Updated: Jun 12, 2026

Network Pharmacology Prediction and Experimental Validation of Trichosanthes-Fritillaria thunbergii Action Mechanism Against Lung Adenocarcinoma
13:18

Network Pharmacology Prediction and Experimental Validation of Trichosanthes-Fritillaria thunbergii Action Mechanism Against Lung Adenocarcinoma

Published on: March 3, 2023

Biochemical network-based drug-target prediction.
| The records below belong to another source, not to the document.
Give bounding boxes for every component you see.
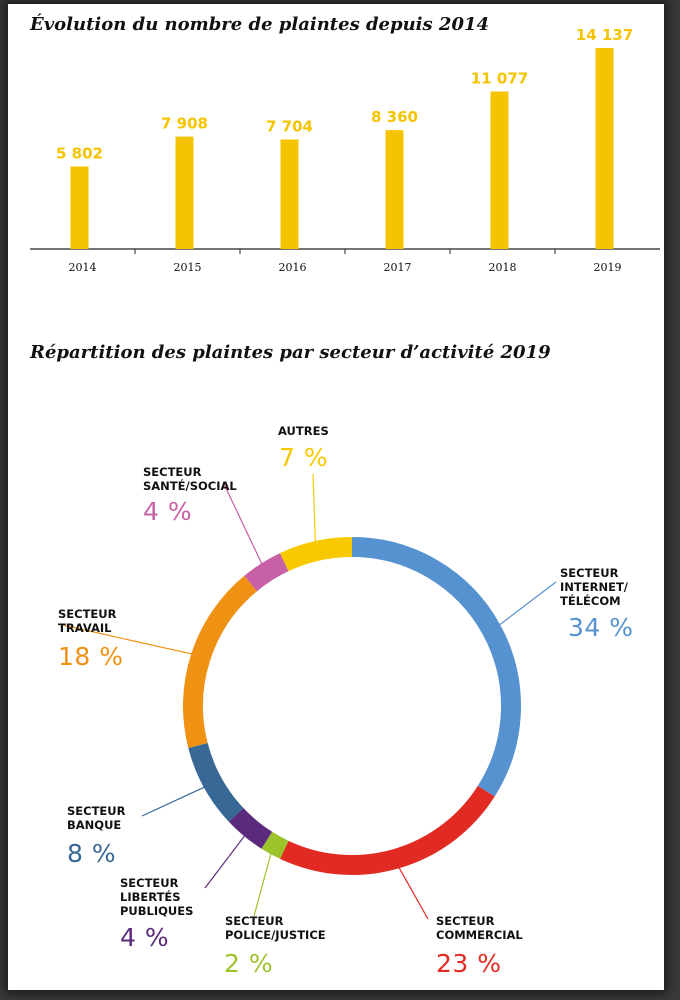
- x-tick-label: 2019: [594, 261, 622, 274]
- leader-line-travail: [57, 623, 193, 655]
- donut-slice-banque: [188, 742, 244, 822]
- donut-chart: [57, 473, 557, 920]
- label-police-line-1: SECTEUR: [225, 914, 284, 928]
- pct-banque: 8 %: [67, 839, 117, 868]
- label-libertes-line-1: SECTEUR: [120, 876, 179, 890]
- label-autres: AUTRES: [278, 424, 329, 438]
- pct-libertes: 4 %: [120, 923, 170, 952]
- pct-travail: 18 %: [58, 642, 124, 671]
- label-sante-line-2: SANTÉ/SOCIAL: [143, 479, 237, 493]
- bar-chart: 5 802 7 908 7 704 8 360 11 077 14 137 2014 201…: [30, 26, 660, 274]
- label-travail-line-2: TRAVAIL: [58, 621, 112, 635]
- leader-line-libertes: [204, 835, 246, 889]
- label-commercial-line-2: COMMERCIAL: [436, 928, 523, 942]
- label-travail: SECTEUR TRAVAIL: [58, 607, 116, 635]
- pct-internet: 34 %: [568, 613, 634, 642]
- label-libertes-line-2: LIBERTÉS: [120, 890, 181, 904]
- donut-slice-travail: [183, 575, 258, 749]
- leader-line-autres: [312, 473, 316, 543]
- label-police: SECTEUR POLICE/JUSTICE: [225, 914, 326, 942]
- bar-2018: [490, 91, 509, 249]
- bar-value-label: 7 704: [266, 117, 313, 135]
- label-travail-line-1: SECTEUR: [58, 607, 117, 621]
- bar-value-label: 8 360: [371, 108, 418, 126]
- bar-chart-title: Évolution du nombre de plaintes depuis 2…: [30, 14, 490, 35]
- pct-police: 2 %: [224, 949, 274, 978]
- bar-value-label: 5 802: [56, 145, 103, 163]
- donut-chart-title: Répartition des plaintes par secteur d’a…: [30, 342, 551, 363]
- donut-slice-commercial: [280, 785, 495, 875]
- label-sante: SECTEUR SANTÉ/SOCIAL: [143, 465, 237, 493]
- label-libertes: SECTEUR LIBERTÉS PUBLIQUES: [120, 876, 193, 918]
- label-internet-line-3: TÉLÉCOM: [560, 594, 621, 608]
- infographic-card: Évolution du nombre de plaintes depuis 2…: [8, 4, 664, 990]
- label-police-line-2: POLICE/JUSTICE: [225, 928, 326, 942]
- bar-2014: [70, 166, 89, 249]
- label-banque-line-2: BANQUE: [67, 818, 122, 832]
- bar-2019: [595, 48, 614, 249]
- label-libertes-line-3: PUBLIQUES: [120, 904, 194, 918]
- x-tick-label: 2015: [174, 261, 202, 274]
- label-commercial-line-1: SECTEUR: [436, 914, 495, 928]
- x-tick-label: 2014: [69, 261, 97, 274]
- pct-commercial: 23 %: [436, 949, 502, 978]
- pct-autres: 7 %: [279, 443, 329, 472]
- bar-2015: [175, 136, 194, 249]
- bar-value-label: 11 077: [471, 70, 528, 88]
- leader-line-sante: [222, 481, 263, 565]
- donut-slice-autres: [280, 537, 353, 572]
- donut-slice-police: [261, 831, 289, 859]
- pct-sante: 4 %: [143, 497, 193, 526]
- bar-2017: [385, 130, 404, 249]
- label-internet: SECTEUR INTERNET/ TÉLÉCOM: [560, 566, 628, 608]
- leader-line-commercial: [398, 867, 429, 920]
- label-banque: SECTEUR BANQUE: [67, 804, 125, 832]
- bar-2016: [280, 139, 299, 249]
- leader-line-police: [253, 853, 272, 917]
- label-internet-line-1: SECTEUR: [560, 566, 619, 580]
- label-banque-line-1: SECTEUR: [67, 804, 126, 818]
- leader-line-banque: [141, 786, 206, 817]
- x-tick-label: 2017: [384, 261, 412, 274]
- label-sante-line-1: SECTEUR: [143, 465, 202, 479]
- x-tick-label: 2018: [489, 261, 517, 274]
- leader-line-internet: [498, 581, 557, 626]
- x-tick-label: 2016: [279, 261, 307, 274]
- donut-slice-libertes: [228, 807, 273, 849]
- bar-value-label: 7 908: [161, 115, 208, 133]
- bar-value-label: 14 137: [576, 26, 633, 44]
- donut-slice-sante: [244, 553, 289, 592]
- label-commercial: SECTEUR COMMERCIAL: [436, 914, 523, 942]
- label-autres-line-1: AUTRES: [278, 424, 329, 438]
- label-internet-line-2: INTERNET/: [560, 580, 628, 594]
- donut-slice-internet: [351, 537, 521, 797]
Edda Klipp1, Rebecca C Wade, Ursula Kummer

  • 1Humboldt-Universität zu Berlin, Germany. edda.klipp@rz.hu-berlin.de

Current Opinion in Biotechnology
|June 18, 2010
PubMed
Summary
This summary is machine-generated.

Computational systems biology and mathematical modeling enhance drug discovery by analyzing biochemical networks for drug-target prediction and protein druggability.

Related Experiment Videos

Last Updated: Jun 12, 2026

Network Pharmacology Prediction and Experimental Validation of Trichosanthes-Fritillaria thunbergii Action Mechanism Against Lung Adenocarcinoma
13:18

Network Pharmacology Prediction and Experimental Validation of Trichosanthes-Fritillaria thunbergii Action Mechanism Against Lung Adenocarcinoma

Published on: March 3, 2023

Area of Science:

  • Computational systems biology
  • Biochemistry
  • Pharmacology

Background:

  • Network analysis is a rapidly growing field in drug discovery.
  • Current methods analyze network connectivity, topology, and graphs.
  • Quantitative analysis of biochemical networks is crucial for identifying drug targets.

Purpose of the Study:

  • To explore how computational systems biology approaches can quantitatively analyze biochemical networks.
  • To predict drug targets using network and pathway analysis.
  • To assess the potential of mathematical modeling for protein druggability analysis.

Main Methods:

  • Analyzing biochemical networks and pathways based on physical interactions or biochemical processes.
  • Employing computational systems biology techniques.
  • Utilizing mathematical modeling for quantitative analysis.

Main Results:

  • Computational systems biology offers powerful tools for quantitative analysis of biochemical networks.
  • Network and pathway analysis can aid in predicting drug targets.
  • Mathematical modeling shows potential for evaluating protein druggability.

Conclusions:

  • Systems biology approaches significantly enhance the quantitative analysis of biochemical networks in drug discovery.
  • Mathematical modeling is a promising avenue for identifying druggable proteins.
  • Network-based strategies are vital for advancing drug-target prediction and development.